Yesterday we were up and away by just after 8am, to head to Finnish Lapland and our next Airbnb accommodation, where we’re staying for the next week. We stopped for a smorgasbord brunch at Ikea at Haparanda, on the Swedish-Finnish border. And yes, we drove our Volvo there. The only thing missing was some Abba music to really remind us of where we are. Then across the border to Tornio to buy a local Sim card for internet data, which was the best deal we’ve ever had – EU25 for unlimited data for 30 days. Greg is in heaven!
We drove up the border on the Finnish side on the E8, which follows the mostly frozen Torne River for quite a few kms. Stopped for the obligatory photo at the Arctic Circle and kept on going to our Airbnb cabin in the woods & snow at Yllasjarvi. We had the usual minor hassles finding it in the dark and with minimal signage, but we eventually found it and were all settled in by 6pm. Really lovely place, we’re delighted with it all and very happy to be spending a week here.
I suspect scraping the windsheild is something very new to you. Lots of this going on here every morning in winter , although not from us as we have a carport and we don’t get the frost on the car.
What are you wearing on your feet as you obviously didn’t take snow boots with you ? Enjoy the snow!!! X
Margaret, we did bring snow boots with us. The day before we came here 3 years ago, we went to the Boxing Day sales and bought just about all the really warm clothes we own and paid hardly anything for them … thermals, boots, gloves, scarves & Greg’s blue jacket. I often wonder now what we would have done if we hadn’t gone to that sale, those clothes have been fantastic for these trips
I am pleased you can get some use out of your warm clothing (bargains ) you can’t get a lot of use from them in Australia !.

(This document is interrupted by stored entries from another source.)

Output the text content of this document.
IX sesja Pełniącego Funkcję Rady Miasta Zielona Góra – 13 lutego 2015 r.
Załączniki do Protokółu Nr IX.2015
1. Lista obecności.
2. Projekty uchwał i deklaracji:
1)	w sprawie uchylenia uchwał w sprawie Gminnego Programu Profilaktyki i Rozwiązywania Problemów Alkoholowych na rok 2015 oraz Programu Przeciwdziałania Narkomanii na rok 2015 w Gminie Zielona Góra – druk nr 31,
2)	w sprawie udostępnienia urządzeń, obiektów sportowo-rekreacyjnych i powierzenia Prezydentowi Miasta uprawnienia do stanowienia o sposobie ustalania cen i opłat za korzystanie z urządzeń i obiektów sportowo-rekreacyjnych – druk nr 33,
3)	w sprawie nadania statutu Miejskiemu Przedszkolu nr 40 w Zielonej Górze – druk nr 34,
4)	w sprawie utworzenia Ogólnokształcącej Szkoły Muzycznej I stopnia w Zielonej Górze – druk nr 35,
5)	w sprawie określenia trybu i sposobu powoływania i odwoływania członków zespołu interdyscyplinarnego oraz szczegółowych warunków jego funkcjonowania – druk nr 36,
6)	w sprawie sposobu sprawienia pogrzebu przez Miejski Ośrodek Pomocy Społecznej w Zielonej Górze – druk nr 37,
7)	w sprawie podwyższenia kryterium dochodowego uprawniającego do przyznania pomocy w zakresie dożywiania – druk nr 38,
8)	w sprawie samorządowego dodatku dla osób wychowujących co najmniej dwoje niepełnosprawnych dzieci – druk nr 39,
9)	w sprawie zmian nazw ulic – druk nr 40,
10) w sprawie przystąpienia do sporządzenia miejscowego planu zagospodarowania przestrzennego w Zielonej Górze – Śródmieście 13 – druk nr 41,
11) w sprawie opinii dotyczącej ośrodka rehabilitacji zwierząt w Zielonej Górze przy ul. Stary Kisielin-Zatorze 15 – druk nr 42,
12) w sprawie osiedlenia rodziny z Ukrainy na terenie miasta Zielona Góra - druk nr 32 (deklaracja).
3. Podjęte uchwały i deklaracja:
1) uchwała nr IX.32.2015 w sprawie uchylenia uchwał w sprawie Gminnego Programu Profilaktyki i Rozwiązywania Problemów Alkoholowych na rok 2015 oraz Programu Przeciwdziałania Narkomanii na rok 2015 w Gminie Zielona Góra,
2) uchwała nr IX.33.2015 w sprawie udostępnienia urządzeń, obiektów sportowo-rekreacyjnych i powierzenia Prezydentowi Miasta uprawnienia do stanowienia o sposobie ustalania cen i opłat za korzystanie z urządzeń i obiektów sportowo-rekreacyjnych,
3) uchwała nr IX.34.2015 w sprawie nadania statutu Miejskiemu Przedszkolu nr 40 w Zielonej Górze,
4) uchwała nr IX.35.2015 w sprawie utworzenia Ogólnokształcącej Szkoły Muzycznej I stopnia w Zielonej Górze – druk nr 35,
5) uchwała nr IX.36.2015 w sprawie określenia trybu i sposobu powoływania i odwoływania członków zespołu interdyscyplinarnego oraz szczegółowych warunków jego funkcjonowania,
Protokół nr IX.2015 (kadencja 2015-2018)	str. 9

That’s what I call good forward thinking and I do like a bargain myself . xx
No, almost useless for us at home, but we’re always happy to loan them out to friends travelling to cold places xx
Interesting way to package creamed rice!
The Swedes do a great range of things in tubes. There was something else near the creamed rice but I can’t remember what it was now. I’ll check next time we’re shopping. And then there are all the sandwich spreads in metal toothpaste-like tubes. Loads of different flavours – I currently have a caviar tube and a prawn tube to spread on bread and crackers.
Do you know what this is the third time I am going to write a load of twaddle some one is out to get me don’t I will through something at the screen too costly but the joker with bear hands will get frost bite I do remember as a young man what fun it was to play in the snow but as a Plumber not good to many frozen pipes as for the Volvo Judy you can buy one just down the road from you in Adelaide at a price in my days having to serve my country as a Soldier which I had to do I slept beside a young man from the north of Scotland who I could not understand told he could see the NORTHERN LIGHTS He did not go on leave because it took him to long to get home
Sorry about technology not playing nice, Ron. I know, it’s a long way to drive a Volvo, but there’s something extra-special about driving it in Sweden. My dad had one in the 1970s and it had windscreen wipers on the headlights … which I now realise would be totally useless in snow, having scraped snow off quite a few windscreens now. They were definitely a novelty in Australia though.
You could buy an igloo in a box at IKEA ? Then take it home and have a fight trying to put it together !
It would be a long way to come back if it was missing an Allen key or a screw or 2!